Explanation of Responses:

* If the form is filed by more than one reporting person, see Instruction 5(b)(v).
** Intentional misstatements or omissions of facts constitute Federal Criminal Violations. See 18 U.S.C. 1001 and 15 U.S.C. 78ff(a).
(1) This Form 3 amendment is being filed to update the original Form 3 filed on April 1, 2016. Appaloosa LP, a Delaware limited partnership ("ALP"), filed a Form 3 on April 1, 2016 based on the outstanding number of shares of Class A common stock, par value $0.01 ("Class A Common Stock"), as of October 31, 2015, as reported in TerraForm Power, Inc.'s (the "Issuer") Form 10-Q filed with the Securities and Exchange Commission on November 9, 2015. As of May 5, 2016, the Issuer had not publicly updated its outstanding number of shares of Class A Common Stock, since that prior Form 10-Q filing. However, the Issuer's controlling shareholder, SunEdison, Inc., was aware of and was party to the December 29, 2015 transaction which resulted in, the increase in the number of the Issuer's outstanding shares of the Class A Common Stock, and SunEdison, Inc. disclosed the increased share number in its bankruptcy filing on April 21, 2016.
(2) As of the date of this Form 3 amendment, the Issuer still has not filed any periodic report disclosing the increased number of shares of its Class A Common Stock.

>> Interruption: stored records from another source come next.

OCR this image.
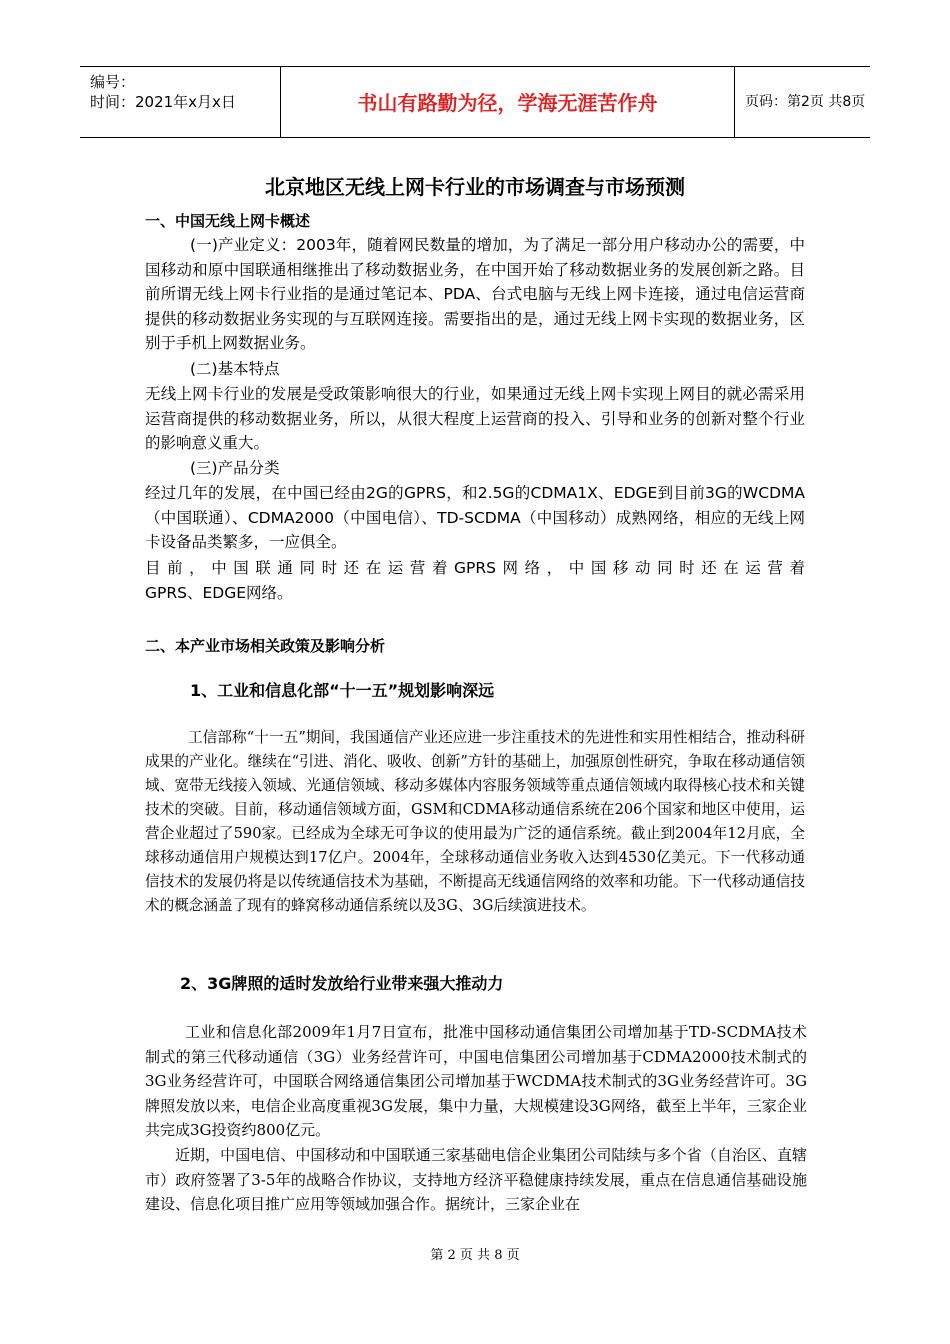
编号：
时间：2021年x月x日	书山有路勤为径，学海无涯苦作舟	页码：第2页 共8页
北京地区无线上网卡行业的市场调查与市场预测
一、中国无线上网卡概述
(一)产业定义：2003年，随着网民数量的增加，为了满足一部分用户移动办公的需要，中国移动和原中国联通相继推出了移动数据业务，在中国开始了移动数据业务的发展创新之路。目前所谓无线上网卡行业指的是通过笔记本、PDA、台式电脑与无线上网卡连接，通过电信运营商提供的移动数据业务实现的与互联网连接。需要指出的是，通过无线上网卡实现的数据业务，区别于手机上网数据业务。
(二)基本特点
无线上网卡行业的发展是受政策影响很大的行业，如果通过无线上网卡实现上网目的就必需采用运营商提供的移动数据业务，所以，从很大程度上运营商的投入、引导和业务的创新对整个行业的影响意义重大。
(三)产品分类
经过几年的发展，在中国已经由2G的GPRS，和2.5G的CDMA1X、EDGE到目前3G的WCDMA（中国联通）、CDMA2000（中国电信）、TD-SCDMA（中国移动）成熟网络，相应的无线上网卡设备品类繁多，一应俱全。
目前，中国联通同时还在运营着GPRS网络，中国移动同时还在运营着
GPRS、EDGE网络。
二、本产业市场相关政策及影响分析
1、工业和信息化部“十一五”规划影响深远
工信部称“十一五”期间，我国通信产业还应进一步注重技术的先进性和实用性相结合，推动科研成果的产业化。继续在“引进、消化、吸收、创新”方针的基础上，加强原创性研究，争取在移动通信领域、宽带无线接入领域、光通信领域、移动多媒体内容服务领域等重点通信领域内取得核心技术和关键技术的突破。目前，移动通信领域方面，GSM和CDMA移动通信系统在206个国家和地区中使用，运营企业超过了590家。已经成为全球无可争议的使用最为广泛的通信系统。截止到2004年12月底，全球移动通信用户规模达到17亿户。2004年，全球移动通信业务收入达到4530亿美元。下一代移动通信技术的发展仍将是以传统通信技术为基础，不断提高无线通信网络的效率和功能。下一代移动通信技术的概念涵盖了现有的蜂窝移动通信系统以及3G、3G后续演进技术。
2、3G牌照的适时发放给行业带来强大推动力
工业和信息化部2009年1月7日宣布，批准中国移动通信集团公司增加基于TD-SCDMA技术制式的第三代移动通信（3G）业务经营许可，中国电信集团公司增加基于CDMA2000技术制式的3G业务经营许可，中国联合网络通信集团公司增加基于WCDMA技术制式的3G业务经营许可。3G牌照发放以来，电信企业高度重视3G发展，集中力量，大规模建设3G网络，截至上半年，三家企业共完成3G投资约800亿元。
近期，中国电信、中国移动和中国联通三家基础电信企业集团公司陆续与多个省（自治区、直辖市）政府签署了3-5年的战略合作协议，支持地方经济平稳健康持续发展，重点在信息通信基础设施建设、信息化项目推广应用等领域加强合作。据统计，三家企业在
第 2 页 共 8 页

On May 5, 2016, representatives of the Issuer informed ALP in a telephonic conversation that as of January 29, 2016, it had 92,194,966 shares of Class A Common Stock outstanding, and that as of April 21, 2016, it had 91,280,208 shares of Class A Common Stock outstanding. Accordingly, ALP was never a 10% holder of the Class A Common Stock of the Issuer, and ALP is filing this Form 3 amendment to update the Form 3 filed on April 1, 2016 to report a decrease in their percentage ownership (but not a change of beneficial ownership) of the Class A Common Stock resulting solely from a previously unreported increase in the number of outstanding shares of Class A Common Stock.

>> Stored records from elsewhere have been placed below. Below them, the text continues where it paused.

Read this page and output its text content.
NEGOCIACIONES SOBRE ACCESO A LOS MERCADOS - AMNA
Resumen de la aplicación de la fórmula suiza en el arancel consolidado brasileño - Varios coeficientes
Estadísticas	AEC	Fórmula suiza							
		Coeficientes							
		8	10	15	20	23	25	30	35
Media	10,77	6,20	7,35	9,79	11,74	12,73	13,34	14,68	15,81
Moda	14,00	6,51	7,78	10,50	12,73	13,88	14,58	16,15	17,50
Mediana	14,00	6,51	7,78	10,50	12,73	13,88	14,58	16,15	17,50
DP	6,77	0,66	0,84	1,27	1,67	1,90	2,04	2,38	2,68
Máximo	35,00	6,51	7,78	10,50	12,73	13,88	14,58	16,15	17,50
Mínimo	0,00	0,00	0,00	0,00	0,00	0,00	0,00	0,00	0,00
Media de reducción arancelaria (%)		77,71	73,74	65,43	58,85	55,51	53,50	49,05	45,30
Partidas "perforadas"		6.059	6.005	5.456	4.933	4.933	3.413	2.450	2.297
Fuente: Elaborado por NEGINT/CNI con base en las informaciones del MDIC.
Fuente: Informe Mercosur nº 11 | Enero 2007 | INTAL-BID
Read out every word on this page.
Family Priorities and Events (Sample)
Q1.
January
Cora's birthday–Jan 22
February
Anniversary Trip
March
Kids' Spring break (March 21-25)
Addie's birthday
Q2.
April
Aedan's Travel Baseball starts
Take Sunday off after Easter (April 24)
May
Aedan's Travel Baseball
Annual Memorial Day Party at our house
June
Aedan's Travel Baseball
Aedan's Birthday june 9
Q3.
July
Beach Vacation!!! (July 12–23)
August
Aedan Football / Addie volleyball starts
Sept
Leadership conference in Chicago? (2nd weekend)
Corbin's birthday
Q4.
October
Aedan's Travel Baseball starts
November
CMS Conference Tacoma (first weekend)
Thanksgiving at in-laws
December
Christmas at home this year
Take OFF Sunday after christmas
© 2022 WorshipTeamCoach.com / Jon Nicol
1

(3) This report on Form 3 relates to the Class A Common Stock of the Issuer, held for the account of Appaloosa Investment Limited Partnership I, a Delaware limited partnership ("AILP"), and Palomino Master Ltd., a British Virgin Islands company ("Palomino Master"). ALP serves as investment adviser to each of AILP and Palomino Master. Appaloosa Management L.P., a Delaware limited partnership ("AMLP"), is the general partner of AILP; Appaloosa Partners Inc., a Delaware corporation ("API"), is the general partner of AMLP; and Appaloosa Capital Inc., a Delaware corporation ("ACI"), is the general partner of ALP. Mr. Tepper is sole stockholder and president of API and the controlling stockholder and president of ACI.

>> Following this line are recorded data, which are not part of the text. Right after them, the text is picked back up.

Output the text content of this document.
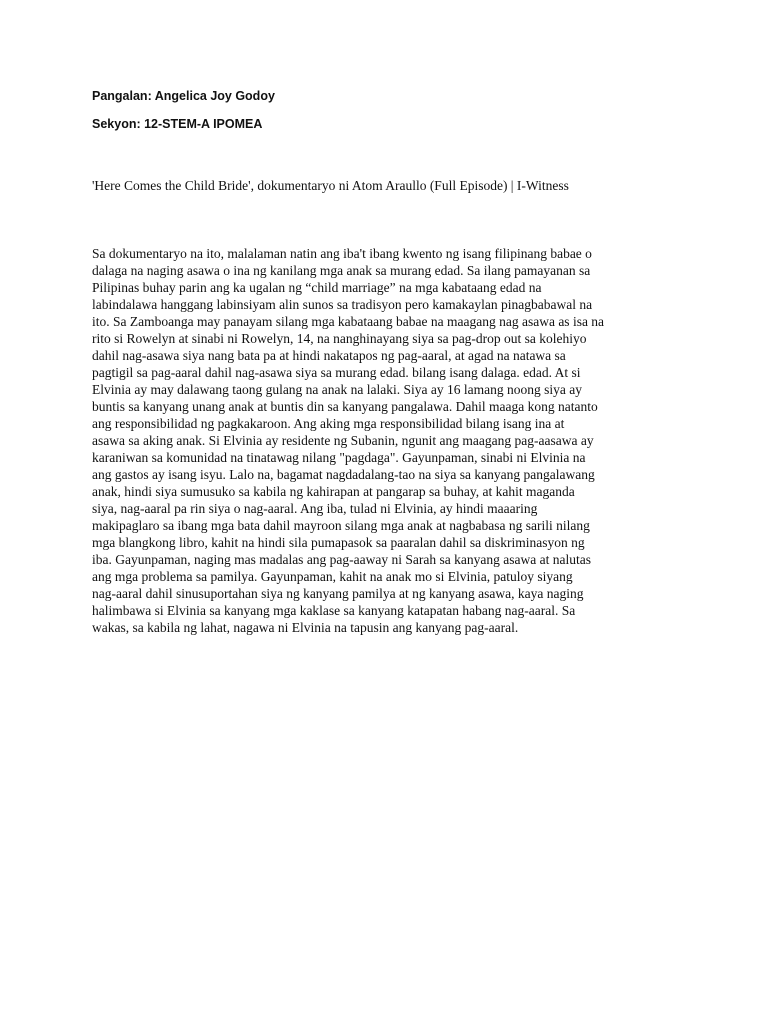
Pangalan: Angelica Joy Godoy
Sekyon: 12-STEM-A IPOMEA
'Here Comes the Child Bride', dokumentaryo ni Atom Araullo (Full Episode) | I-Witness

Sa dokumentaryo na ito, malalaman natin ang iba't ibang kwento ng isang filipinang babae o
dalaga na naging asawa o ina ng kanilang mga anak sa murang edad. Sa ilang pamayanan sa
Pilipinas buhay parin ang ka ugalan ng “child marriage” na mga kabataang edad na
labindalawa hanggang labinsiyam alin sunos sa tradisyon pero kamakaylan pinagbabawal na
ito. Sa Zamboanga may panayam silang mga kabataang babae na maagang nag asawa as isa na
rito si Rowelyn at sinabi ni Rowelyn, 14, na nanghinayang siya sa pag-drop out sa kolehiyo
dahil nag-asawa siya nang bata pa at hindi nakatapos ng pag-aaral, at agad na natawa sa
pagtigil sa pag-aaral dahil nag-asawa siya sa murang edad. bilang isang dalaga. edad. At si
Elvinia ay may dalawang taong gulang na anak na lalaki. Siya ay 16 lamang noong siya ay
buntis sa kanyang unang anak at buntis din sa kanyang pangalawa. Dahil maaga kong natanto
ang responsibilidad ng pagkakaroon. Ang aking mga responsibilidad bilang isang ina at
asawa sa aking anak. Si Elvinia ay residente ng Subanin, ngunit ang maagang pag-aasawa ay
karaniwan sa komunidad na tinatawag nilang "pagdaga". Gayunpaman, sinabi ni Elvinia na
ang gastos ay isang isyu. Lalo na, bagamat nagdadalang-tao na siya sa kanyang pangalawang
anak, hindi siya sumusuko sa kabila ng kahirapan at pangarap sa buhay, at kahit maganda
siya, nag-aaral pa rin siya o nag-aaral. Ang iba, tulad ni Elvinia, ay hindi maaaring
makipaglaro sa ibang mga bata dahil mayroon silang mga anak at nagbabasa ng sarili nilang
mga blangkong libro, kahit na hindi sila pumapasok sa paaralan dahil sa diskriminasyon ng
iba. Gayunpaman, naging mas madalas ang pag-aaway ni Sarah sa kanyang asawa at nalutas
ang mga problema sa pamilya. Gayunpaman, kahit na anak mo si Elvinia, patuloy siyang
nag-aaral dahil sinusuportahan siya ng kanyang pamilya at ng kanyang asawa, kaya naging
halimbawa si Elvinia sa kanyang mga kaklase sa kanyang katapatan habang nag-aaral. Sa
wakas, sa kabila ng lahat, nagawa ni Elvinia na tapusin ang kanyang pag-aaral.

(4) As a result of the foregoing relationships, each of ALP, AMLP, ACI, API and Mr. Tepper may be deemed to have voting and dispositive power over the Class A Common Stock held for the account of AILP; and each of ALP, ACI and Mr. Tepper may be deemed to have voting and dispositive power over the Class A Common Stock held for the account of Palomino Master. Each of AILP, Palomino Master, AMLP, API, ALP, ACI and Mr. Tepper disclaims beneficial ownership of the reported shares of Class A Common Stock, except to the extent of such person's pecuniary interest therein, if any, and the inclusion of such shares in this report shall not be deemed an admission of beneficial ownership of any or all of the reported shares for purposes of Section 16 of the Exchange Act of 1934, as amended, or for any other purpose.